Cabeça vazia

Não tivemos muito trabalho para achar Nathan Lowe, até porque ele não estava fazendo nenhum esforço para se esconder. Continuava morando na mesma casa de pintura desbotada num bairro de classe média do lado sul da cidade, e havia falado com diversas pessoas - não necessariamente conhecidos - sobre a experiência que tivera ao acampar nas montanhas, duas semanas atrás. Quando o abordamos, no bar onde costumava jogar sinuca, imaginou que fossemos jornalistas; não desfizemos o mal-entendido.

- Sim, estamos coletando informações para um artigo sobre contatos imediatos do terceiro grau - assenti.

- Eu posso falar sobre o que aconteceu comigo - ofereceu-se ele, ansioso por divulgar as novidades.

- Não neste bar - ponderei. - Muita gente aqui... talvez haja até mesmo agentes do governo infiltrados, para bisbilhotar.

- Ah! Maldito governo! - Retrucou ele, garrafa de cerveja long neck na mão. - Bom, então vamos fazer o seguinte: vamos até a minha casa, na rua de trás. Lá poderemos conversar com tranquilidade...

Saímos para a noite cheia de estrelas do meio-oeste, Lowe segurando a sua long neck. Dobramos a esquina e ele abriu o portãozinho branco de madeira que dava acesso ao quintal de sua casa. Um cachorro vira-lata veio correndo nos cheirar, mas Lowe despachou-o com um grito. Sacou as chaves do bolso da calça e abriu a porta da frente.

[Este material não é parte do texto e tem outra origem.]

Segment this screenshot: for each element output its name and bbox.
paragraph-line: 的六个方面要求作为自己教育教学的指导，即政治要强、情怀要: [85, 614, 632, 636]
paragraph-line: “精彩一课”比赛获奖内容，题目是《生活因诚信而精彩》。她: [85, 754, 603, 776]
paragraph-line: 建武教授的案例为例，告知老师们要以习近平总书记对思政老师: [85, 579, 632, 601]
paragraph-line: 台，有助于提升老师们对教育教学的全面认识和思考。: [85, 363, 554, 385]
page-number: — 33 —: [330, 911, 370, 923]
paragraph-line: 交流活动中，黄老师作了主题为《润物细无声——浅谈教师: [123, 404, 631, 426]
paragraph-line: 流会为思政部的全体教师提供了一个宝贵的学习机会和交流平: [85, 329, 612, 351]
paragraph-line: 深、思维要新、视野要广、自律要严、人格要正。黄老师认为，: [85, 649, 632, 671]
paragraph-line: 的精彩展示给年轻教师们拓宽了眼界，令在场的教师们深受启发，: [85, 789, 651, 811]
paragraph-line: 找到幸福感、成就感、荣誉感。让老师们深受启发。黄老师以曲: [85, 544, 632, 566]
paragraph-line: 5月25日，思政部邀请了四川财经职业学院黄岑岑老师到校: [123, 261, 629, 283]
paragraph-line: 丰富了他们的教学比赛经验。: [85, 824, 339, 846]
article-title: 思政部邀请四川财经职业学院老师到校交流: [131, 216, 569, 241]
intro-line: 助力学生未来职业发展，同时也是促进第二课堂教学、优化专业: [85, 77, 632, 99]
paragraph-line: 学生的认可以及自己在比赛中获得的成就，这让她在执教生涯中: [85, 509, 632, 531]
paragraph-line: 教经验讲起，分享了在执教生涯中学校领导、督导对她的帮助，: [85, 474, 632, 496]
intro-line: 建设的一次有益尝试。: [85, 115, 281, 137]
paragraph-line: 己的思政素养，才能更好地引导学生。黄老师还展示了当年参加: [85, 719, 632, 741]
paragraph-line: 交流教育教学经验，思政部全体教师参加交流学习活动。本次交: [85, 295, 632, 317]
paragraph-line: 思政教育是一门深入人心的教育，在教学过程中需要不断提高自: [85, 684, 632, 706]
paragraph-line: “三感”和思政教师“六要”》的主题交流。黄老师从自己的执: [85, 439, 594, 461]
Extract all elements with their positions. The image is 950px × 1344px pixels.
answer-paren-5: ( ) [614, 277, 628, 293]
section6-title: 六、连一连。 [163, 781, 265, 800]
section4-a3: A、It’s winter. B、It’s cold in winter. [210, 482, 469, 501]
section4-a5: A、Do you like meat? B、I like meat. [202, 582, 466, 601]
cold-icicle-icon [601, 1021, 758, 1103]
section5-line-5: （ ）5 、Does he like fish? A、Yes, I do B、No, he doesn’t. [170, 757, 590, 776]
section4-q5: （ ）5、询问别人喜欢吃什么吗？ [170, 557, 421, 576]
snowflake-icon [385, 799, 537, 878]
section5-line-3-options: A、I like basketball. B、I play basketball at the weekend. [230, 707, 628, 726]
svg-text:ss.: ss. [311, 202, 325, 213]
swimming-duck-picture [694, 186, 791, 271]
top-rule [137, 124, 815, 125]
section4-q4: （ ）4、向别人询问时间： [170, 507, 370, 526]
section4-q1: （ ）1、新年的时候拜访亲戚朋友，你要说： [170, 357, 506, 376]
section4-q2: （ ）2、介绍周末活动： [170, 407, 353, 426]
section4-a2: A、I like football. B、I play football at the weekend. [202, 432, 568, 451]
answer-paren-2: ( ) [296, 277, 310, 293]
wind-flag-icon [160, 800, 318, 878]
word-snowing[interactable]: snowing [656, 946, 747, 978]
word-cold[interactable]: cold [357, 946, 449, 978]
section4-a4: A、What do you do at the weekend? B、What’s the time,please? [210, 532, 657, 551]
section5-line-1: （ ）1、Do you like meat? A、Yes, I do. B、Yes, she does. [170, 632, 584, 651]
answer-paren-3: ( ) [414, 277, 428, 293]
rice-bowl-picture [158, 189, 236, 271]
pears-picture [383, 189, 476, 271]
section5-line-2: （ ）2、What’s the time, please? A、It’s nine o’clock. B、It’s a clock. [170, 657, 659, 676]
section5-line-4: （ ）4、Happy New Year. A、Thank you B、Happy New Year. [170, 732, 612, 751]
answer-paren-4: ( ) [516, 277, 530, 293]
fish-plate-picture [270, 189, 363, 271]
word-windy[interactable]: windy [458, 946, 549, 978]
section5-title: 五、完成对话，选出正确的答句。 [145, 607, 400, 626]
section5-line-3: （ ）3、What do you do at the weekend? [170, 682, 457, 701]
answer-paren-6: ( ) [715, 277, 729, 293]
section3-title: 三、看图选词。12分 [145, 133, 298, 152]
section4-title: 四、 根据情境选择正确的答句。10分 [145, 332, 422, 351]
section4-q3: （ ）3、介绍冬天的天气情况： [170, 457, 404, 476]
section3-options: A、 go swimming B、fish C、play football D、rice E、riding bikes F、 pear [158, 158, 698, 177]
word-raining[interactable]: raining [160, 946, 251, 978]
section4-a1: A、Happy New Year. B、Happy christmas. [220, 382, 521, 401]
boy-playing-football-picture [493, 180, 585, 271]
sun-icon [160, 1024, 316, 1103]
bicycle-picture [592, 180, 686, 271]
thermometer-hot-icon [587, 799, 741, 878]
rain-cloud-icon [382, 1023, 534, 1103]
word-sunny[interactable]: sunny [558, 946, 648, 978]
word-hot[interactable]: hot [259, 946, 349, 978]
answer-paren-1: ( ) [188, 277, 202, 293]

- Não reparem a bagunça - alertou, antes de acender a luz.

Meu parceiro, mais atento ao relógio de pulso digital do que ao entorno, replicou:

- Sem problemas.

A sala revelada pela luz estava mesmo bagunçada. Lowe era casado, mas sabíamos que a mulher o havia abandonado alguns meses antes.

- Sentem-se! - Convidou Lowe, retirando algumas roupas empilhadas que ocupavam espaço sobre um sofá, e sentando-se numa poltrona de couro gasta, em frente.

- Soubemos de uma história que talvez possamos utilizar no próximo número da nossa revista - declarei. - É verdade que falou com alienígenas que desceram de um disco voador?

- Sim, é verdade - confirmou Lowe, muito sério, colocando a long neck ao lado da poltrona.

- E eles lhe deram uma prova da sua visita, para que confirmasse o ocorrido às autoridades?

- Sim, deram - assentiu Lowe. - Eles o chamaram de "holocubo", e conteria gravações tridimensionais com as recomendações dos alienígenas para a Terra... como deveríamos parar com as guerras e nos unirmos, para evitar a destruição do planeta, coisas assim...

- E por que não levou o tal "holocubo" às autoridades, já que assim lhe foi solicitado? - Indagou serenamente meu parceiro.

- Eu não confio no maldito governo! - Exclamou Lowe, dedo em riste. - Aposto que iriam pegar o holocubo e trancafiá-lo para que ninguém ouvisse a mensagem!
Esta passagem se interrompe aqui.